Wednesday, January 30, 2008
Introducing Sam Anderson!
I beg of you to watch the video. Please.
Review: Actor Sam Anderson and Miss No-Name have together produced, easily the most mind boggling video ever in the history of mankind. A trillion thanks to my friend Ifthikar Ali Talha to have found this. Sam Anderson- undoubtedly a look alike of Thomas A. Anderson aka Neo in the 1999 blockbuster The Matrix- has panache and charisma equivalent to that of Keanu Reeves. The song takes you into a trance state. I was making Jim Carrey's, Me Myself & Irene mpd transition face, only this time without me realizing it. Trinity besides him, if not for the leather suit and a police sunglass, matched Carrie-Anne Moss. Carrie-Anne Moss, though stylish wasn't as cute as this dame. She has perfect features(pause at 2:40 and see it yourself). Shankar has allegedly complained to Sony Pictures for not letting him replace Aishwarya Rai with Miss No-Name in the upcoming Rajini flick Robot or rather iyandhira(tamizh for robot). She has done homework with her looks, she even has tan on her biceps!
Lets not forget the music. If only Yanni can understand such profound music. Female vocalists supposedly sings in frequency beyond 20K Hz, which has led to dolphins swimming mad in the pacific ocean. Dance is well, contemporary. It transcends cultures; swing, cha cha, tango and aerobics dominate in duets, while a subtle touch of facial gimmicks and body turns dominates the solo. A new school of dance indeed.
Highlight: Sam's close up shot and a smile (1:11, how apt? its the nelson!) which some critics say divine and babylike while others say surreal. South Indian villages have printed out color copies of this still and use it to drive away evil forces.
Duet - Tree breaking hand swing with camera man using first of its kind, mirror technique.

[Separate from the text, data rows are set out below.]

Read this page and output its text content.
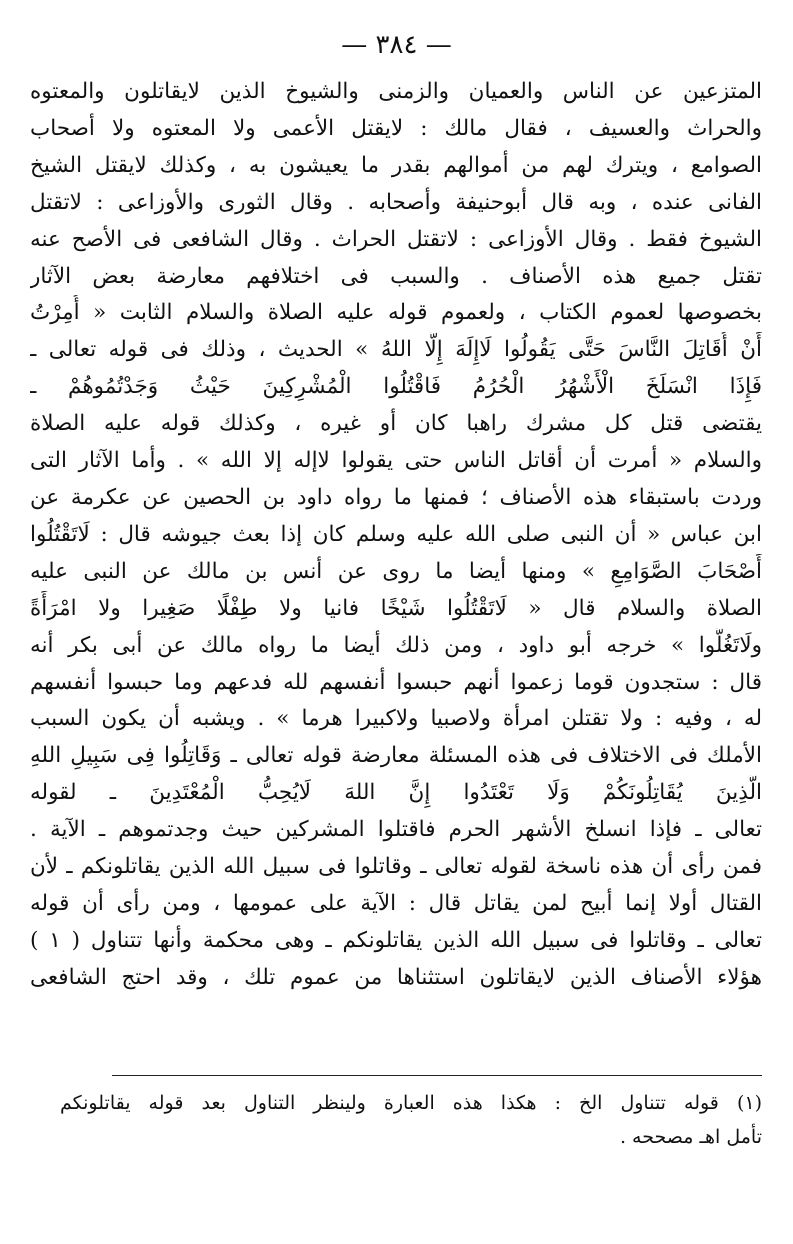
— ٣٨٤ —
المتزعين عن الناس والعميان والزمنى والشيوخ الذين لايقاتلون والمعتوه
والحراث والعسيف ، فقال مالك : لايقتل الأعمى ولا المعتوه ولا أصحاب
الصوامع ، ويترك لهم من أموالهم بقدر ما يعيشون به ، وكذلك لايقتل الشيخ
الفانى عنده ، وبه قال أبوحنيفة وأصحابه . وقال الثورى والأوزاعى : لاتقتل
الشيوخ فقط . وقال الأوزاعى : لاتقتل الحراث . وقال الشافعى فى الأصح عنه
تقتل جميع هذه الأصناف . والسبب فى اختلافهم معارضة بعض الآثار
بخصوصها لعموم الكتاب ، ولعموم قوله عليه الصلاة والسلام الثابت « أُمِرْتُ
أَنْ أُقَاتِلَ النَّاسَ حَتَّى يَقُولُوا لَاإِلَهَ إِلَّا اللهُ » الحديث ، وذلك فى قوله تعالى ـ
فَإِذَا انْسَلَخَ الْأَشْهُرُ الْحُرُمُ فَاقْتُلُوا الْمُشْرِكِينَ حَيْثُ وَجَدْتُمُوهُمْ ـ
يقتضى قتل كل مشرك راهبا كان أو غيره ، وكذلك قوله عليه الصلاة
والسلام « أمرت أن أقاتل الناس حتى يقولوا لاإله إلا الله » . وأما الآثار التى
وردت باستبقاء هذه الأصناف ؛ فمنها ما رواه داود بن الحصين عن عكرمة عن
ابن عباس « أن النبى صلى الله عليه وسلم كان إذا بعث جيوشه قال : لَاتَقْتُلُوا
أَصْحَابَ الصَّوَامِعِ » ومنها أيضا ما روى عن أنس بن مالك عن النبى عليه
الصلاة والسلام قال « لَاتَقْتُلُوا شَيْخًا فانيا ولا طِفْلًا صَغِيرا ولا امْرَأَةً
ولَاتَغُلُّوا » خرجه أبو داود ، ومن ذلك أيضا ما رواه مالك عن أبى بكر أنه
قال : ستجدون قوما زعموا أنهم حبسوا أنفسهم لله فدعهم وما حبسوا أنفسهم
له ، وفيه : ولا تقتلن امرأة ولاصبيا ولاكبيرا هرما » . ويشبه أن يكون السبب
الأملك فى الاختلاف فى هذه المسئلة معارضة قوله تعالى ـ وَقَاتِلُوا فِى سَبِيلِ اللهِ
الَّذِينَ يُقَاتِلُونَكُمْ وَلَا تَعْتَدُوا إِنَّ اللهَ لَايُحِبُّ الْمُعْتَدِينَ ـ لقوله
تعالى ـ فإذا انسلخ الأشهر الحرم فاقتلوا المشركين حيث وجدتموهم ـ الآية .
فمن رأى أن هذه ناسخة لقوله تعالى ـ وقاتلوا فى سبيل الله الذين يقاتلونكم ـ لأن
القتال أولا إنما أبيح لمن يقاتل قال : الآية على عمومها ، ومن رأى أن قوله
تعالى ـ وقاتلوا فى سبيل الله الذين يقاتلونكم ـ وهى محكمة وأنها تتناول ( ١ )
هؤلاء الأصناف الذين لايقاتلون استثناها من عموم تلك ، وقد احتج الشافعى
(١) قوله تتناول الخ : هكذا هذه العبارة ولينظر التناول بعد قوله يقاتلونكم
تأمل اهـ مصححه .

Solo - Miss No-Name has done side-moonwalk to perfection (Michael Jackson withdrew his patent for moonwalk on seeing this) , following it up with few hot gestures and ending it with a blushy, cute and a cho-chweet move(2:04 to 2:18).
Best Costume: Red Van Heusen Shirt and a black low hip Gucci Khaki, white Puma running shoes to add icing to the cake.
Sincere thanks to:
DMK party for the costumes, L'oreal for her dry brown cute pony, Malar Hospital Heart Foundation for providing the director an artifical heart through out the shoot (apparantly he left his original heart in his bedroom where he conceptualized this magnum opus) and last but not the least Turakhia to provide 50% off on power lenses and glasses for all the viewers.
Why God why? This not only emphasizes the downside of cheap camcorders, without which they couldn't have created this but also underlines the need for high precision surveillance satellites hovering over Bihar(for its Bhojpuri videos) and Tamil Nadu, to detect such shootings and nuke'em immediately. He has surpassed Jithan Ramesh, JK Ritesh, Agtor Udaya, Pravin Kanth, Vijay's Cousin Vikranth, Jai Akaash, Perarasu, TR with ease and has reached unseen popularity.
P.S I lost my sleep over this video. I became mentally disturbed, esp on seeing the tag "hip hop" for this video on youtube. I thought I would rather spend the night making a blog post out of it. I'm not jobless, trust me!